Editor’s Note: This is a post in the series, Simplicity in Action. If you’d like to submit your story of how simplicity has worked in your life, please read more here. You can write about anything from decluttering a junk drawer to simplifying your diet. Let your small and big changes inspire others.
Tammy and CJ
We are not counselors or psychologists. We hold degrees in music and education and we are totally nuts about each other. Classroom teaching proved too bureaucratic and constraining for us, so we opened our own studio in 2005 where we teach guitar and language arts. Working for ourselves has not been easy by any standard, but the rewards are many and just keep coming. Since our escape from 9-5, 8-6, or 7-7, we have astonished ourselves with our capabilities.
We married in 1997. Our reception was an unforgettable bacchanal. We took our honeymoon to run inviolate around Arizona and then promptly settled into mediocrity. Crappy jobs, poor diet, no exercise and too many movie nights all contributed to our long fall from the South Rim and the wild fun that we, together, enjoyed so much.
From 1998 to 2006 both of us or one of us worked full-time in the public schools, plunging even further into the abyss. We found ourselves, in 2005 near the end of our careers as school teachers, overweight insomniacs, sick, tired and very angry. We were still getting all our props and had a lot of cred, replete with glowing teacher assessments and a bitchin’ resume. But we were like, We can pay the bills – so what. Most grave was Tam’s Levaquin poisoning of January 2006. Sown in Tam’s constant pain and CJ’s dismay at his inability to control the situation, the seeds of change began to grow.
Opening our studio was the tipping point for us. CJ, a classically trained guitarist, now has three hours to practice and revive his composing skills. Tammy is able to teach children to read, write, and master something other than a standardized test. Our office space is simple with few decorations. Instead of running around tending to all the oughts, musts, and shoulds presented us, we focus on guitar and instruction. At the age of 37, CJ fine-tuned his technique by studying with three classical musicians. Tammy earned her M.Ed. We are able to work from home in the morning and commute together, to and from “the office” where we put in four hours or less each day.
We continue to work on clearing our home and lives of clutter in all its forms.

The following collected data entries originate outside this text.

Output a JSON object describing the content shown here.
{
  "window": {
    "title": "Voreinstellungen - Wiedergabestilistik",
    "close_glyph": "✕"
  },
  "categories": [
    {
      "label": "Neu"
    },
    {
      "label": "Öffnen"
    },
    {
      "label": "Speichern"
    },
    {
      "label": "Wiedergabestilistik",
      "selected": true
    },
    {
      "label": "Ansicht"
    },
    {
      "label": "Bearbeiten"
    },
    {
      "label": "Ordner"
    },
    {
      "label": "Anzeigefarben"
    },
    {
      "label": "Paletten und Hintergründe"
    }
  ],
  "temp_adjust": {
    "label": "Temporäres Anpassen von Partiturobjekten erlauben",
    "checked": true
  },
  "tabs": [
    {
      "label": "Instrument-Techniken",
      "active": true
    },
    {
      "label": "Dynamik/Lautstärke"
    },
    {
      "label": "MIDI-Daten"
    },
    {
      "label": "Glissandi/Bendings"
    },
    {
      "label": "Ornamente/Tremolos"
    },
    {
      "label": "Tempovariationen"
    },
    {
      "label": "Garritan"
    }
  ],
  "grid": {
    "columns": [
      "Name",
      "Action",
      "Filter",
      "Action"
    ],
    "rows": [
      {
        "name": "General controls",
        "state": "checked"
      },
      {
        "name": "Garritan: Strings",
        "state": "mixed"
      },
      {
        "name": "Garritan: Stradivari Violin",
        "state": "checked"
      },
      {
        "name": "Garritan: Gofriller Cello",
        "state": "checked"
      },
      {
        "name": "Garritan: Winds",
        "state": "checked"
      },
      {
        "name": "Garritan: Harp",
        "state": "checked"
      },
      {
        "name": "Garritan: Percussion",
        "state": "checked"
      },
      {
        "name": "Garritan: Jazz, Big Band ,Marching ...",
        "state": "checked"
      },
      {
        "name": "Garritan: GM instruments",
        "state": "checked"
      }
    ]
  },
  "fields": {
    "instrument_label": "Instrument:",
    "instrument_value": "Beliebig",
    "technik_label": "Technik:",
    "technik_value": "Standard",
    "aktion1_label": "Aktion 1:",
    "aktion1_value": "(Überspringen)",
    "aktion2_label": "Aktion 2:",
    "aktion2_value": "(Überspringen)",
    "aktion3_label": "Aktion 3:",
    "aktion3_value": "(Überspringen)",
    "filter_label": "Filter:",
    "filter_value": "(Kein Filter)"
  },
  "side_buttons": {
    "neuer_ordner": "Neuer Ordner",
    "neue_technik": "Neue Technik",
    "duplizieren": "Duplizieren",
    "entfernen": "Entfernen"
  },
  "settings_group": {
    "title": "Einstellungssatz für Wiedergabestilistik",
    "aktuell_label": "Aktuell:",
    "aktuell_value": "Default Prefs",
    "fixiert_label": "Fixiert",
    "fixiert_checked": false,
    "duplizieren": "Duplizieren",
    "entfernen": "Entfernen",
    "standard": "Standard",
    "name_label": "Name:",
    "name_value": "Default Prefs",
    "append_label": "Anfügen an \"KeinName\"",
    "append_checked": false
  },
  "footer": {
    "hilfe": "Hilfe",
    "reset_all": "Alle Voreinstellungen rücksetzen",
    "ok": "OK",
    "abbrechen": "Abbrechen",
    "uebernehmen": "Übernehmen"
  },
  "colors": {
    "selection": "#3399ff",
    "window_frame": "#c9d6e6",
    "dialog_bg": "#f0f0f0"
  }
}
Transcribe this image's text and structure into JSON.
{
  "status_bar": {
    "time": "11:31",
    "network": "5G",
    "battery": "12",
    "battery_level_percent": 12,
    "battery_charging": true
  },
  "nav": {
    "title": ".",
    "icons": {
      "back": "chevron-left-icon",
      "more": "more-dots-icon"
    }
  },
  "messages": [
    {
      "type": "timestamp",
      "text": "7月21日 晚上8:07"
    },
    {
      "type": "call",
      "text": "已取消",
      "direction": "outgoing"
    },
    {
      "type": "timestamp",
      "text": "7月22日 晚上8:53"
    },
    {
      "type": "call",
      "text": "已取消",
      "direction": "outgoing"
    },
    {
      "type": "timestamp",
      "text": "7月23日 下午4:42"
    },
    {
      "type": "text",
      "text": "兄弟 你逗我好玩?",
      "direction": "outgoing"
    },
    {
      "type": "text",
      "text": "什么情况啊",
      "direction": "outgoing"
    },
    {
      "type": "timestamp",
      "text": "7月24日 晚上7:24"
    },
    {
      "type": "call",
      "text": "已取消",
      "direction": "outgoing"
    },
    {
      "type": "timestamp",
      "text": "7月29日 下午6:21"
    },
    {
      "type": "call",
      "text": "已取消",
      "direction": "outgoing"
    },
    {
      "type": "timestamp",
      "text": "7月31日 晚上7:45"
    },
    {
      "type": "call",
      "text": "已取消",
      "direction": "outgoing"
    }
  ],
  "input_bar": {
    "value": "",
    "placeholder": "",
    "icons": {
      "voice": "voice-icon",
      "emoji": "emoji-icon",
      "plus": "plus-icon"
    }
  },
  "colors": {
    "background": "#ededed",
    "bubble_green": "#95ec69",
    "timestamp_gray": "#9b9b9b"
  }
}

Every day begins at 5:30 with a five-mile walk and at least an hour at a local coffee shop where we have mastered two-word books totaling 2,200 words for the fun of it, simplified and automated our finances, and started writing a book. The development and evolution of our daily habits has precluded the need to wish days away. The fear of waking only to find ourselves in yet another boredom-filled, mediocre day, terrified us sufficiently to shake up our routines and commit to fun. The Great Jollyhoombah is what we used to call the manic state leading up to a week off, but no more. Now every day is The Great Jollyhoombah. Why not?